Nvidia Corp. has the heft to make or break the U.S. stock market — and on Thursday the technology giant dragged down the S&P 500.
Despite Nvidia’s NVDA blowout earnings report Wednesday, shares of the artificial-intelligence chip maker had their worst day in months, and the selloff rippled across the market.
Information technology, the S&P 500’s largest sector, slumped 1.8% under the weight of Nvidia, with the company losing $259 billion in market value as the stock took its biggest dive since last April, according to Dow Jones Market Data. More broadly, the S&P 500 index SPX fell 0.5% to snap back-to-back gains, while the tech-heavy Nasdaq Composite COMP dropped a sharp 1.2%.
Nvidia is “a big heavyweight” in the S&P 500 at around 8% of the index, so when it drops, it hurts the U.S. equities benchmark, according to Katie Stockton, a chartered market technician and founder of research firm Fairlead Strategies.
Nvidia’s earnings results also didn’t assuage the stock market’s broader concerns about Big Tech’s tremendous spending on artificial intelligence, with investors anxious about how much megacap companies are raising their capital-expenditure budgets on AI and the uncertainty about the return on that investment further down the road, according to Kevin Gordon, head of macro research and strategy at Charles Schwab.
Big Tech held back gains for the S&P 500, making it difficult for the index to advance Thursday, even as other parts of the market broadly climbed, Gordon said in a phone interview. “This is just how the index math haunts you.”
“You can look across the board on solid results, but I think it’s become the new normal in terms of this pushback on a lot of the spending on AI,” said Gordon.
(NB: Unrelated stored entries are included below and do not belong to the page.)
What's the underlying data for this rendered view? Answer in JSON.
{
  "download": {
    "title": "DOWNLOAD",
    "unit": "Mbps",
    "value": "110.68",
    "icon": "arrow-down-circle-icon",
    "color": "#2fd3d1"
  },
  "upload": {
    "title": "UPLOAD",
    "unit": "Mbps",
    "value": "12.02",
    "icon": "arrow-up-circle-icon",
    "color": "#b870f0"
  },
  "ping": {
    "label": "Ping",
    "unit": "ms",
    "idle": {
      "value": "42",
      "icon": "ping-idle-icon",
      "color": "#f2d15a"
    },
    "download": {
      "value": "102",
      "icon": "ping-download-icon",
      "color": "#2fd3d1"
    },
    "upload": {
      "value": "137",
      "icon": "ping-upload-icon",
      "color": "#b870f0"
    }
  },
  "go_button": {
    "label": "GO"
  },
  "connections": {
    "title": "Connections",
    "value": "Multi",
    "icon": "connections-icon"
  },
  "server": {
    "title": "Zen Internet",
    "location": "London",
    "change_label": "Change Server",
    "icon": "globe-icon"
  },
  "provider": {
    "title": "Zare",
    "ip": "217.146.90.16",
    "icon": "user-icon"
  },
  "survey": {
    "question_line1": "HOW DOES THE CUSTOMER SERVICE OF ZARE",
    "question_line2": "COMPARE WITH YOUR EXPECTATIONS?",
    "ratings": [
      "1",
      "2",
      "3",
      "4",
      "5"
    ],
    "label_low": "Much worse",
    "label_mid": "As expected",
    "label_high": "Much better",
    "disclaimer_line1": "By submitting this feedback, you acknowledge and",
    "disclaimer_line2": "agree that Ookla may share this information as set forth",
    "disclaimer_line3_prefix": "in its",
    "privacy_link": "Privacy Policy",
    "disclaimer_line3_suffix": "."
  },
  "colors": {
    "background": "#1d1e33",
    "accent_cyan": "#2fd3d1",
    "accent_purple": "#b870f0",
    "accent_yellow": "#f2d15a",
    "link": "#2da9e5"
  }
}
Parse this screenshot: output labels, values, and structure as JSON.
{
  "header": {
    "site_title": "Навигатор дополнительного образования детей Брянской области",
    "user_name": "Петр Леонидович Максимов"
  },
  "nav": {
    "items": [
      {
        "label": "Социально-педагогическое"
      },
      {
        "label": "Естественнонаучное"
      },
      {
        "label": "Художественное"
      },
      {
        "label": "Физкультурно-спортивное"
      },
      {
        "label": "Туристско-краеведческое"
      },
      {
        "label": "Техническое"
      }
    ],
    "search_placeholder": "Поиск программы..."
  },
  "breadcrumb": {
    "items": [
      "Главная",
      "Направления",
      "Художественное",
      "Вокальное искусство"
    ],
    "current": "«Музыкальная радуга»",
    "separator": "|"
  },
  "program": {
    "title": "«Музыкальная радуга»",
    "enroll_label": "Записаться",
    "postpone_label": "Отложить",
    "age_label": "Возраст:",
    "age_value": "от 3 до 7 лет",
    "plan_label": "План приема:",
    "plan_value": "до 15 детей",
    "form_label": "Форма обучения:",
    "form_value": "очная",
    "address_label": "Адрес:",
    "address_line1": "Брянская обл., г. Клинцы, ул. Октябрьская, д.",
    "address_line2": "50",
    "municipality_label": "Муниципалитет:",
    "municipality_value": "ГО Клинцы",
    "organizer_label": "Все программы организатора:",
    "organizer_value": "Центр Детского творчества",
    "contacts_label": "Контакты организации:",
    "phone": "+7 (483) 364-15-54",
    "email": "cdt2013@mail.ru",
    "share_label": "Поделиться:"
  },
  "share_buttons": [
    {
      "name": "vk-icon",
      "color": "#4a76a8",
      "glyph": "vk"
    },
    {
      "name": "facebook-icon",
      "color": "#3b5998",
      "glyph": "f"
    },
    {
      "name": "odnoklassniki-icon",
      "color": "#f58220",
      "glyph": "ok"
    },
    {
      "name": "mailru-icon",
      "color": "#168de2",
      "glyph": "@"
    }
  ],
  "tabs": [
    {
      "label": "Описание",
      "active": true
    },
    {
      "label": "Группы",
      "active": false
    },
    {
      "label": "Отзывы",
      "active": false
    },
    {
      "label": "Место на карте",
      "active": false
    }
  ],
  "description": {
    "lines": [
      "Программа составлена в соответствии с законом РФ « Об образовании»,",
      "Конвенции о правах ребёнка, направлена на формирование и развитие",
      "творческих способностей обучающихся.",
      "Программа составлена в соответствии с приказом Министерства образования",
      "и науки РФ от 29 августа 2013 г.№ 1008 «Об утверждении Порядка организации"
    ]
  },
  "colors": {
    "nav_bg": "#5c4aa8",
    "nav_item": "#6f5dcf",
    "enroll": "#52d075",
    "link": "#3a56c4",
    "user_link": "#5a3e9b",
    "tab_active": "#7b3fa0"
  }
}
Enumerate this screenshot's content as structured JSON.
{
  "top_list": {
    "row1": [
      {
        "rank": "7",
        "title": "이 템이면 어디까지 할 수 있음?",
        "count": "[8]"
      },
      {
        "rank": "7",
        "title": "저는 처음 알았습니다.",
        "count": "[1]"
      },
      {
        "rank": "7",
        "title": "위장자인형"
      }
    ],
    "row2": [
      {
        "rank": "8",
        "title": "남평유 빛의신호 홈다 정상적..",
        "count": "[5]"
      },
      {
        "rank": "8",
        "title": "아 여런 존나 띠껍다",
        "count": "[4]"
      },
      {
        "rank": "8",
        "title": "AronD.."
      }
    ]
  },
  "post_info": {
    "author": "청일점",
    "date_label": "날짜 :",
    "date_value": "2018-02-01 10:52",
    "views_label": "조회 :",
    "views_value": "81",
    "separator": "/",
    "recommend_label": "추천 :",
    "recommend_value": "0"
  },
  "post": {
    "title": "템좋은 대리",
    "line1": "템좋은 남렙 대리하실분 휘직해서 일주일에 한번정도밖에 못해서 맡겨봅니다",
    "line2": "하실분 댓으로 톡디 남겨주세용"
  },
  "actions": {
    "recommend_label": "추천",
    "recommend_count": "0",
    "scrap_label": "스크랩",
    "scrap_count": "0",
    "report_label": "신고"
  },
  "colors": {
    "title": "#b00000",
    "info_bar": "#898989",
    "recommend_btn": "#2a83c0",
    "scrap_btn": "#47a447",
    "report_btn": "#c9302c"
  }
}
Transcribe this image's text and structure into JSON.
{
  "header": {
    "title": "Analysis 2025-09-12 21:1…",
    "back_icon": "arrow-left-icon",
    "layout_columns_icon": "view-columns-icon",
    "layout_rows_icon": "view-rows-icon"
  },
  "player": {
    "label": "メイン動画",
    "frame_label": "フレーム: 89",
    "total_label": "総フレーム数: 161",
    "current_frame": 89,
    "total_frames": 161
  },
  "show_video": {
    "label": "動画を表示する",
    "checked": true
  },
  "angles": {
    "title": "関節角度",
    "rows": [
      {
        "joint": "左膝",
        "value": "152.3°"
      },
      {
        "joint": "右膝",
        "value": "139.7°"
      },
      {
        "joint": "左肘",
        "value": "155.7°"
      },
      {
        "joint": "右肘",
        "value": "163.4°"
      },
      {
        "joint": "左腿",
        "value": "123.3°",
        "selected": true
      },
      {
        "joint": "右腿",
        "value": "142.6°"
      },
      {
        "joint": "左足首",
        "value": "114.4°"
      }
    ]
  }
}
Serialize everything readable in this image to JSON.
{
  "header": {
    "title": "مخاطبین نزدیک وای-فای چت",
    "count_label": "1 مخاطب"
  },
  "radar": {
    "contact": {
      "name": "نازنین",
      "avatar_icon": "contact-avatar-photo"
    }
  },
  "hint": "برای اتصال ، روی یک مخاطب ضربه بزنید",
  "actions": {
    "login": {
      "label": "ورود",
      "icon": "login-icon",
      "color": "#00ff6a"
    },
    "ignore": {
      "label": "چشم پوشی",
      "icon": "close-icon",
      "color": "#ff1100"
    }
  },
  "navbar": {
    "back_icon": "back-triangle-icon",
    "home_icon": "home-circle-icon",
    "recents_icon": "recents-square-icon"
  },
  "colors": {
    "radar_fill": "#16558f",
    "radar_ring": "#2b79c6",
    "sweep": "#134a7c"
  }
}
Investors remain worried about whether Big Tech valuations are inflated relative to “what they’re actually worth,” he added.
Meanwhile, Nvidia is the biggest weight in both the S&P 500 and Nasdaq 100 index NDX QQQ, with its massive market value having the heft to move the market and influence sentiment, Stockton at Fairlead Strategies said.
Investors had run up Nvidia’s stock in the lead-up to its highly anticipated earnings report released after the stock market’s closing bell Wednesday, said Stockton. “From a sentiment perspective,” expectations on the part of investors were “clearly quite high.”